Анна. Петроград. Сентябрь 1917 года
– Чем жертвовать будем?
Странная хозяйка, спросив день, месяц, год и даже час ее рождения, проводит несколько линий на заранее расчерченных листах тонкой папиросной бумаги. И, едва взглянув на расчерченное, вопрошает:
– Жертвовать чем будем?
Она знает, что должна родить сына.
Всегда знала. С тех пор как не стало ее отца. С таким же именем, с такими же глазами, с таким же голосом. С таким же, как вокруг отца, пространством, в котором, и только в котором, ей всегда удивительно хорошо. Даже не хорошо, а единственно возможно. С пространством, в котором – и только в котором! – она может жить. После смерти отца она жить как прежде – летая – не может. И знает, что должна вернуть это пространство на землю. В собственном сыне вернуть.
* * *
Осень. Обреченная на зиму осень… Не благость лета, но и не стужа зимы.
Умерший от полученных на японской войне ранений отец учил ее когда-то несложным иероглифам. Виточек к виточку – рождается смысл. Из простых иероглифов складываются сложные.
«Рис на корню» и «огонь» складывается в иероглиф «осень».
«Осень» и «сердце» складываются в иероглиф «тоска».
Осень на сердце – тоска.
Осень.
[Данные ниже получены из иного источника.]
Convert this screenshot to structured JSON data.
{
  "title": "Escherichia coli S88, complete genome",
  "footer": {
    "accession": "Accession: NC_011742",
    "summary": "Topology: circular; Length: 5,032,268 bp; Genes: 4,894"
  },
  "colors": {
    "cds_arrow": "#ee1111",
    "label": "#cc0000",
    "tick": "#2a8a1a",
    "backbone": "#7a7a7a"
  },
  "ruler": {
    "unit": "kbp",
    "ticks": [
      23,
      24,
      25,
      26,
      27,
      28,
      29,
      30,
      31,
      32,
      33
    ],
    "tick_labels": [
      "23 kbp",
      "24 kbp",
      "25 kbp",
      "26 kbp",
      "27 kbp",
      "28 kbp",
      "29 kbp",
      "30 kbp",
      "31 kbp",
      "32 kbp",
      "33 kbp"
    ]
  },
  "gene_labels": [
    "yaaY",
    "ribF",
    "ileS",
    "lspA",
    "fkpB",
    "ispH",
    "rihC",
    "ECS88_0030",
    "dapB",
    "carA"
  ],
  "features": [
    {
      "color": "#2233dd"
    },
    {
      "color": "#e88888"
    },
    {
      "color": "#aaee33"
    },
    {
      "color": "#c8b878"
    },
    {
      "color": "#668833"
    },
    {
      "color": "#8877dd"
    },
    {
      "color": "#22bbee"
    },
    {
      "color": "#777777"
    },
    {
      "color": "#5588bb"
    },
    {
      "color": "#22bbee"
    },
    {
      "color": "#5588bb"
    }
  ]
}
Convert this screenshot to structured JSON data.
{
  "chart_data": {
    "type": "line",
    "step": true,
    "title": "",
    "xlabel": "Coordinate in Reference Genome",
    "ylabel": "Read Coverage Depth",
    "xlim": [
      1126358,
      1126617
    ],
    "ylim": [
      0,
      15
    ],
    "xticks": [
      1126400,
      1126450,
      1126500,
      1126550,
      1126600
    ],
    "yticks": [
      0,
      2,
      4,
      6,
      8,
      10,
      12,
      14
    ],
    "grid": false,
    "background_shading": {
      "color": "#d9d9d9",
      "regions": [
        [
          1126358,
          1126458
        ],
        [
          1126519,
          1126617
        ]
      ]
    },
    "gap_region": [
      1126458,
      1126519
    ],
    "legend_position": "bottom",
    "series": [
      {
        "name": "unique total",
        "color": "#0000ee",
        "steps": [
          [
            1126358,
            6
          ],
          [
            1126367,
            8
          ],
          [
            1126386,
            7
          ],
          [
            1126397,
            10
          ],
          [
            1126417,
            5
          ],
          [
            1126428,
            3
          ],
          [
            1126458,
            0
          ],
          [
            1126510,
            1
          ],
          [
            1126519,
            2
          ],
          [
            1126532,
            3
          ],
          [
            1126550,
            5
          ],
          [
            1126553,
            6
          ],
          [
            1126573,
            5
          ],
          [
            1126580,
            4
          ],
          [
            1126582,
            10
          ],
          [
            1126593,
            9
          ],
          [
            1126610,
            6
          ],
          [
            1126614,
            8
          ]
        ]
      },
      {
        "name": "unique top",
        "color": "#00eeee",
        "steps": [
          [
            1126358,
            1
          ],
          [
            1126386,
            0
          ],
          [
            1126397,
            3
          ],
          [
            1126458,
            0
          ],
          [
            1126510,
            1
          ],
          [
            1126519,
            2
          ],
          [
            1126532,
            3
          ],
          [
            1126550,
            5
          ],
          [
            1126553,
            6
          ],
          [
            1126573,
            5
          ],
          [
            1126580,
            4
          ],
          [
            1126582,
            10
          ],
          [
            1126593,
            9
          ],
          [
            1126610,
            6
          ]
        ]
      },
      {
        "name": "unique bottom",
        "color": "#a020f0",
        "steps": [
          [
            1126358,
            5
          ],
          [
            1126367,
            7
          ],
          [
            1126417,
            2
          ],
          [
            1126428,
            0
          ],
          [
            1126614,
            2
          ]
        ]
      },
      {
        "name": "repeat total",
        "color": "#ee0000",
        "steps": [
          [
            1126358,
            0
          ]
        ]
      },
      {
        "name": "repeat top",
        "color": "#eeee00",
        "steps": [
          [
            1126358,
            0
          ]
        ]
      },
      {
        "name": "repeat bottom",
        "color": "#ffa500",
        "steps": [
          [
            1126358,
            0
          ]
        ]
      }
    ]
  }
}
И ветер. Пронзительный, не ласкающий, а простегивающий насквозь ветер заполняет всё пространство, оставшееся между небом и землей.
И хруст листвы под ногами. Тревожащий, дрожью отдающийся внутри живота хруст.
Откуда эта тревога, что разливается внутри?
От новой жизни, что живет в ней?
От иной внешне новой жизни, которая вытесняет, выдавливает, выталкивает ее из прежнего, может, и не отчаянно счастливого, как мечталось в юности, но вполне привычного и дорого ей бытия?
Гулко…
Гулко…
Отчего так гулко? Словно она сама внутри большого колокола. В колокол тот ударили, и всё пространство гудит внутри. А она в сердцевине.
Гул пронизывает насквозь, и множится, множится, в голове ее множится. И уже она сама становится тем языком, что, раскачиваясь в брюхе колокола, разбиваясь своими боками о его бока, выбивает новый гул.
Гул… Только разбитые от ударов бока болят, да голова кружится в предощущении следующего удара. Так в детстве в ближнем имении, когда с деревенскими ребятами летала на веревке, привязанной к высокой ветке, не зная, куда этот полет занесет. Вышвырнет в речку? Ударит о нависший над речкой утес?
Гул… Она становится движением, а тяжелые литые края колокола всё близятся, близятся… Еще миг, и болью своего удара она вызовет новый гул, а сама отлетит обратно, чтобы с ударом о другую крайность этого ограниченного бытия вернуться и начать всё сначала.
И лица… Лица… Совсем иные лица. Не те, которые она привыкла видеть в городе прежде. Или просто она не в свою часть города забрела?
Город. Совсем чужой город.
Несколько кварталов по набережной Мойки в сторону от ее привычных дорог, а уже будто чужой город. Или теперь весь город чужой? И весь мир чужой?
Здесь где-то невдалеке, говорят, живет Блок. Как он может тут жить? Здесь же можно сойти с ума. Если всё это видеть каждый день, непременно можно сойти с ума.
Как он может здесь жить? И как она может сюда идти?
Одна. Беременная. Почти в темноте – фонарей теперь не зажигают…
Сумерки сгущаются всё быстрее. Под ногами ничего почти не видно. Убрала в опавшую листву собачьи нечистоты, поморщилась, настолько явно ощущение – будто не сапожком, а босой ногой наступила. Горничной Марфуше придется вечером отмывать эту гадость с ее обуви. Да и самой теперь не избавиться от ощущения нечистоты, что скрыта под хрустящей сверху, багряной и торжественной опавшей листвой…
Отчего горничные перестали за хозяйскими собаками убирать? Горы опавших листьев, а под ними… Отчего это дворники перестали мести улицы? Их дворник Карп стал бегать на митинги, отчего и перед их парадной теперь не чисто. И он не один такой. Убирать некому. Все митингуют. Или громят. Или прячутся, чтоб не разгромили.